Learn More: Decoding Intent-Based Networking To Automate Troubleshooting and Increase Network Uptime 

IT Needs Better Visibility Across All Workflows

Specifically, when dealing with work-from-home (WFH) users—a huge cohort today and going forward—IT teams need to gain visibility not just into how applications are being delivered out to residences, but even how those users are accessing the cloud environments hosting their business-critical workflows. 
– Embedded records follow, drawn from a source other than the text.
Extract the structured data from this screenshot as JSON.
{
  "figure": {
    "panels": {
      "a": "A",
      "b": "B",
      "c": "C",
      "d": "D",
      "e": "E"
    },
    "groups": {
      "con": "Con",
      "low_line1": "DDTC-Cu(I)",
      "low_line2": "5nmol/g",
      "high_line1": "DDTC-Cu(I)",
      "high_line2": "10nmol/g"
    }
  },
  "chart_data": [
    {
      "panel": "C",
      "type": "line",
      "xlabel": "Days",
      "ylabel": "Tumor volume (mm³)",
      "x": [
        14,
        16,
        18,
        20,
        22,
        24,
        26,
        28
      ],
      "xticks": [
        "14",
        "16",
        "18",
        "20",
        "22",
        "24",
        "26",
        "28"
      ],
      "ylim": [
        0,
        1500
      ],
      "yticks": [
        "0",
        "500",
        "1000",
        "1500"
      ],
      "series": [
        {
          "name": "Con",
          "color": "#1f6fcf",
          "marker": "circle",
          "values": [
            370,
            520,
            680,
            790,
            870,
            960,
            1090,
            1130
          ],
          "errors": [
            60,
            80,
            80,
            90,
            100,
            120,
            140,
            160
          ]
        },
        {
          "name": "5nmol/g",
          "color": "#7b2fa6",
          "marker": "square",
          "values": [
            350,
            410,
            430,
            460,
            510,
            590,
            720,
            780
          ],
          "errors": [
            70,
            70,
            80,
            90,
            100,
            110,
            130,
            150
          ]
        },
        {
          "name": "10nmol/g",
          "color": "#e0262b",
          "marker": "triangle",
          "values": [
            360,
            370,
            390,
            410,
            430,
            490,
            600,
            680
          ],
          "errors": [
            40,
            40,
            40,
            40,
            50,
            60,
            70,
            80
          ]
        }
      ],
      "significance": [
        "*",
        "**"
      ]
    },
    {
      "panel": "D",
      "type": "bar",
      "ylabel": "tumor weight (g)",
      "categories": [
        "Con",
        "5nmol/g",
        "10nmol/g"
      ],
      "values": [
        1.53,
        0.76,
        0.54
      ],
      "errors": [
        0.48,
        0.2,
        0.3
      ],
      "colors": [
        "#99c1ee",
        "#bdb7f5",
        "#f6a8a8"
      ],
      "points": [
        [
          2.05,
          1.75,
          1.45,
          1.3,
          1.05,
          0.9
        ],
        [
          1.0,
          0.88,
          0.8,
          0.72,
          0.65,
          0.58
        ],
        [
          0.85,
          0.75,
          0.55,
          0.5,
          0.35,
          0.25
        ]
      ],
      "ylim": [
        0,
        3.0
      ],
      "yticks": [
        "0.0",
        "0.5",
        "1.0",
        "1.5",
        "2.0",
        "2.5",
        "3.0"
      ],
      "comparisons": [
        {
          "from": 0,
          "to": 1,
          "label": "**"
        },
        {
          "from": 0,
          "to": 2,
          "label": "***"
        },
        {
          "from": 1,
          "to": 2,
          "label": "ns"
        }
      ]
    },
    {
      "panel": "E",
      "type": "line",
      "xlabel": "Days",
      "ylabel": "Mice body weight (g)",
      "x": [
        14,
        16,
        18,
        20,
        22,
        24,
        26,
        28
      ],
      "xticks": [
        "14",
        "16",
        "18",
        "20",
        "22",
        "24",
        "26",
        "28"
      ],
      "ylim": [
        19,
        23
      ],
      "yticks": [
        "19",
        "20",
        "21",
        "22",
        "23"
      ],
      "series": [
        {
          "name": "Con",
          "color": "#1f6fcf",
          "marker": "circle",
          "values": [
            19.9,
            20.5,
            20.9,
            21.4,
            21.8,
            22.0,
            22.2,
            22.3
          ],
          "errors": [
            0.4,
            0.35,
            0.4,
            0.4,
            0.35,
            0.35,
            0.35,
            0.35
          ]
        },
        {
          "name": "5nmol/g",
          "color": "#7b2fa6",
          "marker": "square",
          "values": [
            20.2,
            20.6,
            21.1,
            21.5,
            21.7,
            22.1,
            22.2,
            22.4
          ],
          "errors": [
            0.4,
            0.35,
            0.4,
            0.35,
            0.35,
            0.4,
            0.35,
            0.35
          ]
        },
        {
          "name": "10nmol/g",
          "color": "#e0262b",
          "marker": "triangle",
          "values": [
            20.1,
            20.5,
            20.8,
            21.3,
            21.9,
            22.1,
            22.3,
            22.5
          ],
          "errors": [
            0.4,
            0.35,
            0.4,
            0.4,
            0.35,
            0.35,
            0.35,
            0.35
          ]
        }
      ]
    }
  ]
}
The new domains that need to be monitored to capture this unique perspective (and zero in on root cause when issues arise) are now:

  • Transit backbone (or core network path): Visibility into the mid-path network (i.e. hops and hand-offs between the hosting infrastructure and the end user’s local environment) is important so IT teams can correlate performance over different paths to pinpoint issues that only occur over specific systems.
  • The application: Whether this is a Microsoft Teams‘ PoP in Azure, or the enterprise’s own cloud-based infrastructure, enterprise IT teams need visibility into common environments from the outside-in.
  • End-user connectivity (aka the last 50 feet): When issues occur, network ops teams must be able to visualize end-user experience quickly by understanding if there’s a crowded mess of devices fighting for network capacity, if users are wireless or wired, or even if a backup kicks off locally, as these can all grind productivity to a halt.
  • Last-mile: Since residential internet isn’t backed up by traditional, commercial-grade SLAs,  IT teams need a way to visualize if these connections are receiving the necessary upload and download speeds needed to support remote work success.
  • Host metrics: If users are still reporting issues (and there are no leads on root cause within the areas of visibility outlined above), IT can quickly understand that it’s not an app or network issue. This calls for teams to drill into what is happening on the user’s workstation. Is it overloaded, for instance, or is there a particular process that is loading it down?

With all of this data in concert, IT teams can quickly speed up diagnosis when issues arise, and take appropriate steps to prioritize resolution at scale. While teams will never regain complete control over the users, apps, and network connections, they can better manage performance when they know what problem areas to watch out for in a hybrid work setting.